The velocity moments span a huge dynamic range and some change sign, so each is emulated under a per-moment transform:

  • log for the strictly positive moments (c20, c02, c40, c04, c22);
  • arcsinh (sign-preserving) for the signed moments (m10, c12, c30).

This is the single change that brought the high-order moments from interior-LOO χ ≈ 3–9 down to ≈ 0.4–0.7. The transform lives in core/emulator.py (PCAGPEmulator/PerBinGPEmulator, backward-compatible via a getattr fallback for old pickles).

f(R) — seed-paired boosts

The 64 f(R) design models reuse the same five initial-condition seeds as their ΛCDM twins. Differencing the matched-seed pair cancels most of the cosmic variance, so the f(R) artifacts emulate the modified-gravity boost, not the absolute quantity, and compose it onto the pinned ΛCDM artifact:

\[X_{f(R)}(\theta_5) = B(\theta_5)\, X_{\Lambda\mathrm{CDM}}(\theta_5[:4])\]
Property Boost form Class
hmf multiplicative ratio MGBoostEmulator
pk_mm multiplicative ratio MGBoostEmulator
xi_mm additive Δξ (ξ crosses zero) MGBoostEmulator
vel_* (7 of 8) additive δ (moments cross zero), arcsinh VelMomentBoostEmulator
vel_m10 direct 5-parameter GP VelMomentEmulator
b_cum direct 5-parameter peak-height GP PeakHeightEmulator

The boost artifact embeds and pins the sha256 of its ΛCDM base, so a base retrain forces re-pin. Whether each property prefers the boost or a direct 5-parameter GP was decided empirically (fRn1_boost_evidence.py, velocity_frn1_evidence.py): the boost wins where the seed-pairing cancels variance, the direct GP wins where the target is intrinsically smooth in θ (b_cum, m10).
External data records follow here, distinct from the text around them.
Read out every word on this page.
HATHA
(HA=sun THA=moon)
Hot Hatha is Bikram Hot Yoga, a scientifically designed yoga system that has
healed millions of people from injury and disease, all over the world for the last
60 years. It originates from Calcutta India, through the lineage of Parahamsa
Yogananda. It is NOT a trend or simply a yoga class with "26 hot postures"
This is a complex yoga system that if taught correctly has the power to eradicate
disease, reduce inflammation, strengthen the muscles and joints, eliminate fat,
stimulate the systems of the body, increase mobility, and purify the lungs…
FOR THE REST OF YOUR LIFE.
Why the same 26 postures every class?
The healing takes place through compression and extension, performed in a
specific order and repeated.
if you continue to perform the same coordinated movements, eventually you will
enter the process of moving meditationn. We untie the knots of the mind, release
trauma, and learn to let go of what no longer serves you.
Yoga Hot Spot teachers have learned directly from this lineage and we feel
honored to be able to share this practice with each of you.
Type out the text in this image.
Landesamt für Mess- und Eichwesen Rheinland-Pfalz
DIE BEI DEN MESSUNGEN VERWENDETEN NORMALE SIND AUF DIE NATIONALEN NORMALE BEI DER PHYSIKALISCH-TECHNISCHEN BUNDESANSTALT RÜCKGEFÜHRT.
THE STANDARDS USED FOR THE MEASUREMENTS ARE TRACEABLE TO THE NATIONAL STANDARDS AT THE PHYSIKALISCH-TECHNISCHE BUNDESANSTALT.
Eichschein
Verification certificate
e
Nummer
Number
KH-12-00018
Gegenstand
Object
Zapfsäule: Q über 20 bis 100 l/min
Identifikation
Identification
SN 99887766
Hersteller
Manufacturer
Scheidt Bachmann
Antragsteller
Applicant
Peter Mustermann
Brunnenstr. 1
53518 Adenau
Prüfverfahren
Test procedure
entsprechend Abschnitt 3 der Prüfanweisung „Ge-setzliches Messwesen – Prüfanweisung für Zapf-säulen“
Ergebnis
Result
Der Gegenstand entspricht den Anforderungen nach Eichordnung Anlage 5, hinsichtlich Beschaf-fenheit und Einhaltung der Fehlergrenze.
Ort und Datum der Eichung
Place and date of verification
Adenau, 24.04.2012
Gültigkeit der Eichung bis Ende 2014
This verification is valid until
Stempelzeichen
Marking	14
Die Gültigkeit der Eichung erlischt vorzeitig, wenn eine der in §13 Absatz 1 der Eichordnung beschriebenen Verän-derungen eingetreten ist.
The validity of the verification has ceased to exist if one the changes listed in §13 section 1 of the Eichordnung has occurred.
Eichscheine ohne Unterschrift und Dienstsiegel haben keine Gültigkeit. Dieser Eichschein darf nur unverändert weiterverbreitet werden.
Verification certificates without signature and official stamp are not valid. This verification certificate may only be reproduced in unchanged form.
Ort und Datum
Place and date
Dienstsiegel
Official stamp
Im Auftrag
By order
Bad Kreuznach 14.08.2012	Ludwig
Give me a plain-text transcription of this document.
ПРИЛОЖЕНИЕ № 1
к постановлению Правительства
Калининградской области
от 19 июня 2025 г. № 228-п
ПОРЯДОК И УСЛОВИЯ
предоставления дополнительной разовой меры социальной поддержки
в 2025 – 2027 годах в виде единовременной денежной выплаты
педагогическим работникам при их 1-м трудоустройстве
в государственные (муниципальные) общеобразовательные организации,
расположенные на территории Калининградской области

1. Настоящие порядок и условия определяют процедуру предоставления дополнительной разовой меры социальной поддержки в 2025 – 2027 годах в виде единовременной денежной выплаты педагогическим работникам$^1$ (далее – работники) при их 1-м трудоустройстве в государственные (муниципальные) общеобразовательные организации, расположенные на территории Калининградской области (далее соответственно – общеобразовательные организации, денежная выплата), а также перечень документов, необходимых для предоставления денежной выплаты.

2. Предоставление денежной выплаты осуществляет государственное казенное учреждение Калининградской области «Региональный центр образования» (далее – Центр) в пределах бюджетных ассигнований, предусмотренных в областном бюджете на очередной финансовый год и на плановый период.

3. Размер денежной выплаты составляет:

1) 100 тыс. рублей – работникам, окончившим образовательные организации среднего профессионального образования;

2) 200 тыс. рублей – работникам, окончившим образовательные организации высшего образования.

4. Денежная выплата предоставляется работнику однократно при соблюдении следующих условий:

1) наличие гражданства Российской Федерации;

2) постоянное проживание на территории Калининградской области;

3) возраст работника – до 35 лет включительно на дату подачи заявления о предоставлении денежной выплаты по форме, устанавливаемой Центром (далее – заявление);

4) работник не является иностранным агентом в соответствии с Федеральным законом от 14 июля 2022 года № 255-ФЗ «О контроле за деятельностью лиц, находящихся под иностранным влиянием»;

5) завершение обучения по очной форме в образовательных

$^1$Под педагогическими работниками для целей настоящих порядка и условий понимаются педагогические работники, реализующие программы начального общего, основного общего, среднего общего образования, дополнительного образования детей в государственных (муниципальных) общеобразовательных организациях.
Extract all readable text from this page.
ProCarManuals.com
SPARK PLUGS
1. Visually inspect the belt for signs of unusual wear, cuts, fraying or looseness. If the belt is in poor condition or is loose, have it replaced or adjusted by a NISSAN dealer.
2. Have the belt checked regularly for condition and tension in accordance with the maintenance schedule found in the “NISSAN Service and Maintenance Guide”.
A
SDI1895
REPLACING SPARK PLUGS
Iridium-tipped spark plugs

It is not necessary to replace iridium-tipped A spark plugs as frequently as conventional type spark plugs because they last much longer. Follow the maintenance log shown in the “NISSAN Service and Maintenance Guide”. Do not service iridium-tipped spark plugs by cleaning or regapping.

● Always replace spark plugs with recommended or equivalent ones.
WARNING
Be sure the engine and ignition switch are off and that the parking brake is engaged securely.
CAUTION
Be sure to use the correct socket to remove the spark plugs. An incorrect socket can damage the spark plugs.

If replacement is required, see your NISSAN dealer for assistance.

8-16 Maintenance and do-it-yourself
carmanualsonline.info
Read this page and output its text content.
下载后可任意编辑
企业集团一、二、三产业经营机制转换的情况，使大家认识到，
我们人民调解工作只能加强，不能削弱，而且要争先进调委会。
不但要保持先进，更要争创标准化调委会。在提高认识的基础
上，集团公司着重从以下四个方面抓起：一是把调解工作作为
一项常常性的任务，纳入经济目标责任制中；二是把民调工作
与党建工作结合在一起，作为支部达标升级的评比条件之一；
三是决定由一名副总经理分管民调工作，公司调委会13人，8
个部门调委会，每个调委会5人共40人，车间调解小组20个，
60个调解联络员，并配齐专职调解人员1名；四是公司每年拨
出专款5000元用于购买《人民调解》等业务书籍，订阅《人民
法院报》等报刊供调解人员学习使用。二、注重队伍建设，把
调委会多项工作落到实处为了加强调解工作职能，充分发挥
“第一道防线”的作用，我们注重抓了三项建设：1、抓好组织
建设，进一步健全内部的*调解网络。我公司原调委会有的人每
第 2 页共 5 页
Why m10 and b_cum go direct

The mean infall m10 and the cumulative bias b_cum are smooth, high-S/N functions of θ; the seed-paired difference adds noise without cancelling much, so the direct five-parameter GP wins.

Anchoring and masks

  • pk_mm low-k anchor closes the frozen-seed offset (below) on large scales by tying the boost to linear theory.
  • ξ / ξ_hh have no working large-scale anchor — an r-space anchor and a Hankel-of-anchored-P(k) hybrid were both tested and rejected (they degrade the BAO). The frozen-seed offset therefore remains open there; see Caveats.
  • ξ fractional error is meaningless where |ξ| < 0.01 (the BAO zero crossing); the suite masks there and quotes χ vs the across-box SEM instead.